German Ambassador to Albania Hellmut Hoffmann said that EU has a strong interest to stabilize the region and Albania-Serbia relations are of great importance.

“It is no secret that Albania-Serbia relations have been difficult for decades. That’s why we welcome the creation of this joint centre which will help advance cooperation,” said Hoffmann whose government is financially supporting the project along with the Norwegian government.

“The region has made steps forward but as the English say it is not out of the woods yet,” added the Ambassador.

Parliament Speaker Ilir Meta said that the past still holds Serbia-Albania relations back but the way both countries see future relations has positively changed compared to two decades ago.

“It is now 16 years since Miloshevic left and Serbia entered a new stage, but we are not yet where we would like to be because we are still held hostage by the past and behavior typical of the Cold War. However, we now see the future differently from 25 years ago.

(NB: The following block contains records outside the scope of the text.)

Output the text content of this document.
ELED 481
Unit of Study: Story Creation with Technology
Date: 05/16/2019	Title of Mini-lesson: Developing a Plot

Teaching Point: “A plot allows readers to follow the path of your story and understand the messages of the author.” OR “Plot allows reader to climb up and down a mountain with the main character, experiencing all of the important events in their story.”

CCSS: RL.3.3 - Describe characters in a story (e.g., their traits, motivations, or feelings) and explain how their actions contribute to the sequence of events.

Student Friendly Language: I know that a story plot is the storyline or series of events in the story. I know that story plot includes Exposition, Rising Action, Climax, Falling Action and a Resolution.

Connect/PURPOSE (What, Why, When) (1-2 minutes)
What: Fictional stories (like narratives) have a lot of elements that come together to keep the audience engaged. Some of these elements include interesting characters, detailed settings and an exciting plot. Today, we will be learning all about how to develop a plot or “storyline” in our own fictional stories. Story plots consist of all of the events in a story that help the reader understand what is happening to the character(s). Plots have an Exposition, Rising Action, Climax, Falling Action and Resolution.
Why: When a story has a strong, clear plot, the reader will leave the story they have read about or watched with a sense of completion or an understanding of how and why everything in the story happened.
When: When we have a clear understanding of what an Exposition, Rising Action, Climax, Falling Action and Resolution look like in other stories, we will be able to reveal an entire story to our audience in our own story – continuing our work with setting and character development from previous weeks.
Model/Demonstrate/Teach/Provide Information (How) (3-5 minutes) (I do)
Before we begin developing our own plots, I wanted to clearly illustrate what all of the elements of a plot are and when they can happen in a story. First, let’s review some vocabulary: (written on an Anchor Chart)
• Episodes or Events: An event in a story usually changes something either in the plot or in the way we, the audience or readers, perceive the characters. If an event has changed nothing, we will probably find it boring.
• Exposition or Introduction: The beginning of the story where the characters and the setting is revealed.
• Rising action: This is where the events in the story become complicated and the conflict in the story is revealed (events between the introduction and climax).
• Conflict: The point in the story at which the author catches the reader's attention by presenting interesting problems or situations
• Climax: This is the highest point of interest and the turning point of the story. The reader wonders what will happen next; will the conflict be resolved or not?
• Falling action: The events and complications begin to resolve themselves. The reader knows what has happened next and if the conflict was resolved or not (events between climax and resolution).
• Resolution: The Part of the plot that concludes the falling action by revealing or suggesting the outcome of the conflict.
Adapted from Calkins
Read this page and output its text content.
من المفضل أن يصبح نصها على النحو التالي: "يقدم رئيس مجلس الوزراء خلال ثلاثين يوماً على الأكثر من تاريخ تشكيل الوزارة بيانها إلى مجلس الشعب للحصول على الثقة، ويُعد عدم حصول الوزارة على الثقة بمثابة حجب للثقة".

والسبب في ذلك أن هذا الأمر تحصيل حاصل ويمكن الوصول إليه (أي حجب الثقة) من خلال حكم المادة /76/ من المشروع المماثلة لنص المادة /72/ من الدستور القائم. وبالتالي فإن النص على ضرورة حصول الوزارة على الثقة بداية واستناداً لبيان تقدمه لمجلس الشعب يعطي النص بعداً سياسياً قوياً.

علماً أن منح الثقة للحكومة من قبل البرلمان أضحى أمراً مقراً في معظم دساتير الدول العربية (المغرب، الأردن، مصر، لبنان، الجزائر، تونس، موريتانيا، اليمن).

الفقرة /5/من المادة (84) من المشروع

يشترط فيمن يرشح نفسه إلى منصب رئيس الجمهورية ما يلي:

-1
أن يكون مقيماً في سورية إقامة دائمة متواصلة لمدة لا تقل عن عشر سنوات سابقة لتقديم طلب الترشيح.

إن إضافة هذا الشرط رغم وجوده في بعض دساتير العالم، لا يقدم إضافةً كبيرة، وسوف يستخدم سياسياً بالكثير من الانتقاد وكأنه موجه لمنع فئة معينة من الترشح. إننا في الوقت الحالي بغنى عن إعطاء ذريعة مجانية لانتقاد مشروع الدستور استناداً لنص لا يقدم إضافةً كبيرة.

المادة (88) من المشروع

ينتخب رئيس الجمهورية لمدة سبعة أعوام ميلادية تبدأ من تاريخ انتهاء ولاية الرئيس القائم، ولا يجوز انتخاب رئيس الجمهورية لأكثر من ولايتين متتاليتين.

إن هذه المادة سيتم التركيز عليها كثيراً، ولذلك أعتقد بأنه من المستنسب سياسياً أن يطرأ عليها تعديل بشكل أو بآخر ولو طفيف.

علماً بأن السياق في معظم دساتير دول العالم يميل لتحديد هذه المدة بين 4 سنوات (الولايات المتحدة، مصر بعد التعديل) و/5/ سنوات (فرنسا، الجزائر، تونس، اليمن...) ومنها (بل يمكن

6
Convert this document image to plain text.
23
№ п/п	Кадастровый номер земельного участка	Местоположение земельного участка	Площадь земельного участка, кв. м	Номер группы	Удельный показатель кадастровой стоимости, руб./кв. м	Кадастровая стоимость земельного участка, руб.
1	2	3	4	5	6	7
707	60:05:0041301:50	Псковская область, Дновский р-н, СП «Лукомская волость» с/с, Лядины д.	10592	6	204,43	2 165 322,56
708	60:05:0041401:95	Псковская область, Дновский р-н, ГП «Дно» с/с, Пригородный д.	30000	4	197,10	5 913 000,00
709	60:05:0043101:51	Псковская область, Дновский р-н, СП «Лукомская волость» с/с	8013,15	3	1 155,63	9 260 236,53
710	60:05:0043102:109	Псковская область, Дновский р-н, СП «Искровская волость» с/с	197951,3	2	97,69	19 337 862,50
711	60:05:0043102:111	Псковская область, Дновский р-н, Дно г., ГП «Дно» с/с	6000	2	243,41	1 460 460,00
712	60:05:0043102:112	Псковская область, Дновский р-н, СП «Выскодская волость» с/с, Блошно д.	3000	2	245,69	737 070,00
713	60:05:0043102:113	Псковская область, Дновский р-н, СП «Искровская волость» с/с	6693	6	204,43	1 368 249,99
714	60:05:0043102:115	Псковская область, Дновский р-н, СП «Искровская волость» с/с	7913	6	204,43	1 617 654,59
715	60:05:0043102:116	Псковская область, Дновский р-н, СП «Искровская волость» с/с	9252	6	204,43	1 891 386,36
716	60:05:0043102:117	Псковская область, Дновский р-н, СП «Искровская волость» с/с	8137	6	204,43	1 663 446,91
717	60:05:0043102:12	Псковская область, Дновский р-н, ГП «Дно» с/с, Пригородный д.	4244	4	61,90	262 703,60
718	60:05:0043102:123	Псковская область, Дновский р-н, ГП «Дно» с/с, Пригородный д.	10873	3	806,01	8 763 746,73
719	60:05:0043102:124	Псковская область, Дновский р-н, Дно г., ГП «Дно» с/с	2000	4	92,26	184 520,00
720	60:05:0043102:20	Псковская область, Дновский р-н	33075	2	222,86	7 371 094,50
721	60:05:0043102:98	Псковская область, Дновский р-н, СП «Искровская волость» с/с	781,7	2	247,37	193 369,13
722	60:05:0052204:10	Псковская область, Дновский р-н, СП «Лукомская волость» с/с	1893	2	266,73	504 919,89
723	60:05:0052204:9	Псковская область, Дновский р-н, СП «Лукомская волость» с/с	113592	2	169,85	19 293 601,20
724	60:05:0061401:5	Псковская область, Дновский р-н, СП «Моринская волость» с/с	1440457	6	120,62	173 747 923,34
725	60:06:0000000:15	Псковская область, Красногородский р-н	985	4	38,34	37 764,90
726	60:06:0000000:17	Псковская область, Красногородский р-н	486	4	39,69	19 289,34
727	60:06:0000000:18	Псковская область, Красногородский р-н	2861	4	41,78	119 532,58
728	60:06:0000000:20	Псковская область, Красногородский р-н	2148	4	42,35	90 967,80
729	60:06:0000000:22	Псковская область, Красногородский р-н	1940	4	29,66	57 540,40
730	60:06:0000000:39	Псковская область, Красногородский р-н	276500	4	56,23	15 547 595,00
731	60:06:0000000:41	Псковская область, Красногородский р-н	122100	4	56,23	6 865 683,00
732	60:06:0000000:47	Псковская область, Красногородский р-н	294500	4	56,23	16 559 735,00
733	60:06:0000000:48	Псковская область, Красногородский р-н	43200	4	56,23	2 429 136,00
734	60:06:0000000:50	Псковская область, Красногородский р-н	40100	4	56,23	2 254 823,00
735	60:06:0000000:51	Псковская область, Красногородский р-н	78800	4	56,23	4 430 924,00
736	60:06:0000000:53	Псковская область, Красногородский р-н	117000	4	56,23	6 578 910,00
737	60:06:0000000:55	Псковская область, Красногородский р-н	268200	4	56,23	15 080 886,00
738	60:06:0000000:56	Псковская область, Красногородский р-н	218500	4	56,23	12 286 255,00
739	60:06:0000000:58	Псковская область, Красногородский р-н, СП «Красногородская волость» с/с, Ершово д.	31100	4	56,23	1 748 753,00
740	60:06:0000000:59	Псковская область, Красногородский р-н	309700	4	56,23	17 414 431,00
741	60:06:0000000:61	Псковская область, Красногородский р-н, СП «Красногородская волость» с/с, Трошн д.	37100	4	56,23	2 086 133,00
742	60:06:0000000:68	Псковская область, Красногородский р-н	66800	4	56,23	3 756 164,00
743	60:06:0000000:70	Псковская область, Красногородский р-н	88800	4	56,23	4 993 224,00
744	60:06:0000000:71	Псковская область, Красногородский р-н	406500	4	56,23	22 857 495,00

Relations between Albania and Serbia play a big role because they are not simply relations between Albania and Serbia but broader relations reflected between Albanians and Serbs in the region and Albanians and Slavs,” said Meta.

Kosovo, which gained independence from Serbia in 2008, has been a tough issue in Albania-Serbia relations but the predominantly ethnic Albanian country now recognized by 112 countries and aspiring EU integration is normalizing relations with Serbia and is no longer seen as a barrier in Serbia-Albania cooperation.

Civil society representatives suggested that regional countries have to strengthen cooperation and overcome barriers and stereotypes as the Western Balkans remains fragile and “whatever happens in one country affects the other” creating a bad image which could hamper EU integration efforts and much-needed foreign investments in a region which is relatively poor and suffers high unemployment rates.

A plurality of residents of Albania believe relations between this country and Serbia are normal and likely to improve in the future and such improvements are in the best interest of both countries, according to a national survey released by the Albanian Institute for International Studies in late 2015.

“The findings of our first survey are encouraging, because they show Albanians want better relations with Serbs, because they believe it is in the best interest of both nations, not just due to factors such as European integration,” said Alba Cela, AIIS deputy director and the study’s author.